Central Limit Theorem — Section 1: Probability Foundations

The Central Limit Theorem says: for i.i.d. random variables $X_1, X_2, \dots, X_n$ with finite mean $\mu$ and variance $\sigma^2$ , the standardized sum

Z_n = \frac{\bar{X}_n - \mu}{\sigma / \sqrt{n}}

converges in distribution to a standard normal $N(0, 1)$ as $n \to \infty$ . This holds regardless of the original distribution of the $X_i$ , as long as the mean and variance exist.

Why it matters

Many phenomena are sums of many small independent effects — measurement errors, biological traits, financial returns. The CLT says their distributions tend toward normal even if the underlying mechanism is wildly non-normal.

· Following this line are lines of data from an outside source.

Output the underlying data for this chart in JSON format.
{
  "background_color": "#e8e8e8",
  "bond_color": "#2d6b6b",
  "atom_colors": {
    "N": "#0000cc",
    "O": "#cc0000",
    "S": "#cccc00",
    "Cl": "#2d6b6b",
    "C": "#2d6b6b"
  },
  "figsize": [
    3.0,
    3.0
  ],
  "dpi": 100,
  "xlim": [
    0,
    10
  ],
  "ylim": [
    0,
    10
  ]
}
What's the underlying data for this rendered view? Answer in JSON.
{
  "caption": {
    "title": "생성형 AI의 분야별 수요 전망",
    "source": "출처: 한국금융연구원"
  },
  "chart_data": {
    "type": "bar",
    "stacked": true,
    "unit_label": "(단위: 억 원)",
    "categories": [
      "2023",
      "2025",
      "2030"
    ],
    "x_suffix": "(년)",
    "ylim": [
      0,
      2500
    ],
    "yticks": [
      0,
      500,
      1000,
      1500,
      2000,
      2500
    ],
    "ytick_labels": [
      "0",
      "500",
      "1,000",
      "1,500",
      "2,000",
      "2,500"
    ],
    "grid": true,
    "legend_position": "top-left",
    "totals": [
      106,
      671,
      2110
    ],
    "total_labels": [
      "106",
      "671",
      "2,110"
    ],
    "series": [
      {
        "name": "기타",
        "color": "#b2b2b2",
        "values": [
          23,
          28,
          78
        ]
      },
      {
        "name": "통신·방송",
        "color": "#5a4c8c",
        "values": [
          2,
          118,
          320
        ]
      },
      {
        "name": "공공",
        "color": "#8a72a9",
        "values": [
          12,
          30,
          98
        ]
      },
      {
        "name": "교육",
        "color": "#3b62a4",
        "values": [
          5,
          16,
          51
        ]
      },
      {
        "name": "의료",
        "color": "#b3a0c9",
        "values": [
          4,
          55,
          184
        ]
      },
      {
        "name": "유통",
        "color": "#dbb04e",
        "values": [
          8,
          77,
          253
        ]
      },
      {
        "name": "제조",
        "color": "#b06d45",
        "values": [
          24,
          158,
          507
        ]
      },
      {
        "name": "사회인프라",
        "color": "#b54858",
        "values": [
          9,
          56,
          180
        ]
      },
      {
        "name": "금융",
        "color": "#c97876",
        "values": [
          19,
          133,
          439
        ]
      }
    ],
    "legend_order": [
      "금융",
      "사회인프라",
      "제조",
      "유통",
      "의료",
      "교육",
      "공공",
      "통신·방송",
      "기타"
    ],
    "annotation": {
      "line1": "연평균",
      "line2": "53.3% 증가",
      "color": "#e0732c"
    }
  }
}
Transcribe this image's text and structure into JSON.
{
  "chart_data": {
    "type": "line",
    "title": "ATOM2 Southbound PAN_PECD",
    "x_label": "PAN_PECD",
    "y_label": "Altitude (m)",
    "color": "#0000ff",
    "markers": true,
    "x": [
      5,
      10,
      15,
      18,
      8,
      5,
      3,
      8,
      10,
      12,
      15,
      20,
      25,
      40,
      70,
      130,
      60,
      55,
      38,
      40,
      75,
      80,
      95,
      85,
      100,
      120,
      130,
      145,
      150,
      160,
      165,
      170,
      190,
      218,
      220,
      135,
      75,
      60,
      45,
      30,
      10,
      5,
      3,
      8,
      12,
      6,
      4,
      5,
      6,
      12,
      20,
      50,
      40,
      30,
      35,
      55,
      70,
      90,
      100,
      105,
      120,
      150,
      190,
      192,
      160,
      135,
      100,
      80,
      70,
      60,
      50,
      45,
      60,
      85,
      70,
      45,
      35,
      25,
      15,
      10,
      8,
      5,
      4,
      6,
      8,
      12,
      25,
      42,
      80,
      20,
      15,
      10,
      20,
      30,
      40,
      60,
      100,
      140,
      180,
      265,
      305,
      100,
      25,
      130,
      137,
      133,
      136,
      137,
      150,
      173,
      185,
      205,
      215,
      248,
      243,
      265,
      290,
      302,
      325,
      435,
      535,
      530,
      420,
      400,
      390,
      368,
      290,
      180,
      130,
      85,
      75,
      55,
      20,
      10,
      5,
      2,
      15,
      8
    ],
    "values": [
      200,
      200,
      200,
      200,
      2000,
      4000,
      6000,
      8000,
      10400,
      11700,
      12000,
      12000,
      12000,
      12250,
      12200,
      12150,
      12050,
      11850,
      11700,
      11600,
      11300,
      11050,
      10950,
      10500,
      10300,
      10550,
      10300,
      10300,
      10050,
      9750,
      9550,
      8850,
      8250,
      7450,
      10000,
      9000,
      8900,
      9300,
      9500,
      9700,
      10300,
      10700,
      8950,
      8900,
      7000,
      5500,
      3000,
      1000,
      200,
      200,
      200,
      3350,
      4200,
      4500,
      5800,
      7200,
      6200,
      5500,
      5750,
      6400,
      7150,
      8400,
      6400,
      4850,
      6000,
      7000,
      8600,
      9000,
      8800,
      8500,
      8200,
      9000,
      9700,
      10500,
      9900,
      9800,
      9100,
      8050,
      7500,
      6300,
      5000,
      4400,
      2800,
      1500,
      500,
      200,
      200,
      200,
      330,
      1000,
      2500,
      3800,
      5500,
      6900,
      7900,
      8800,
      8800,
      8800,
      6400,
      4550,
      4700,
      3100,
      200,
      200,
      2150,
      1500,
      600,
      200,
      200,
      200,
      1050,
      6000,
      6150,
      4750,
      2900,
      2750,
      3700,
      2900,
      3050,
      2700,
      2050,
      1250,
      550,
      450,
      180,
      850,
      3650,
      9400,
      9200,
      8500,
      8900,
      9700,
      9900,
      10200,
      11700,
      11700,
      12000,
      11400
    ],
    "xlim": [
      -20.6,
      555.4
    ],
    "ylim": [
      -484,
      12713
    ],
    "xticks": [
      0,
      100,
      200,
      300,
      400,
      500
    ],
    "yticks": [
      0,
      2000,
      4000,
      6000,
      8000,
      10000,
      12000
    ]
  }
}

This is why "assume Gaussian noise" is so often a defensible default.

How fast does it converge

The Berry-Esseen theorem gives a bound: $|F_{Z_n}(z) - \Phi(z)| \leq C \cdot \rho / (\sigma^3 \sqrt{n})$ , where $\rho = E[|X|^3]$ . Convergence is faster for more-symmetric, lighter-tailed underlying distributions; slower for heavy tails or strong skew. As a rule of thumb, $n = 30$ is "enough" for the sample mean to look approximately normal — but tails take longer.

When it fails

The CLT requires finite variance. Distributions with infinite variance (Cauchy, Pareto with shape $\leq 2$ ) violate the assumption — their sample means don't concentrate. Heavy-tailed processes look "almost normal" in moderate samples but fail dramatically in the tails.

Practical implications

Hypothesis tests built on the assumption "the sample mean is normal" (z-test, t-test) work for any underlying distribution provided $n$ is large.
Confidence intervals based on the normal approximation are reliable for $n \geq 30$ when the data isn't too skewed.
For small samples or heavy-tailed data, use the t-distribution or bootstrap methods instead of the normal.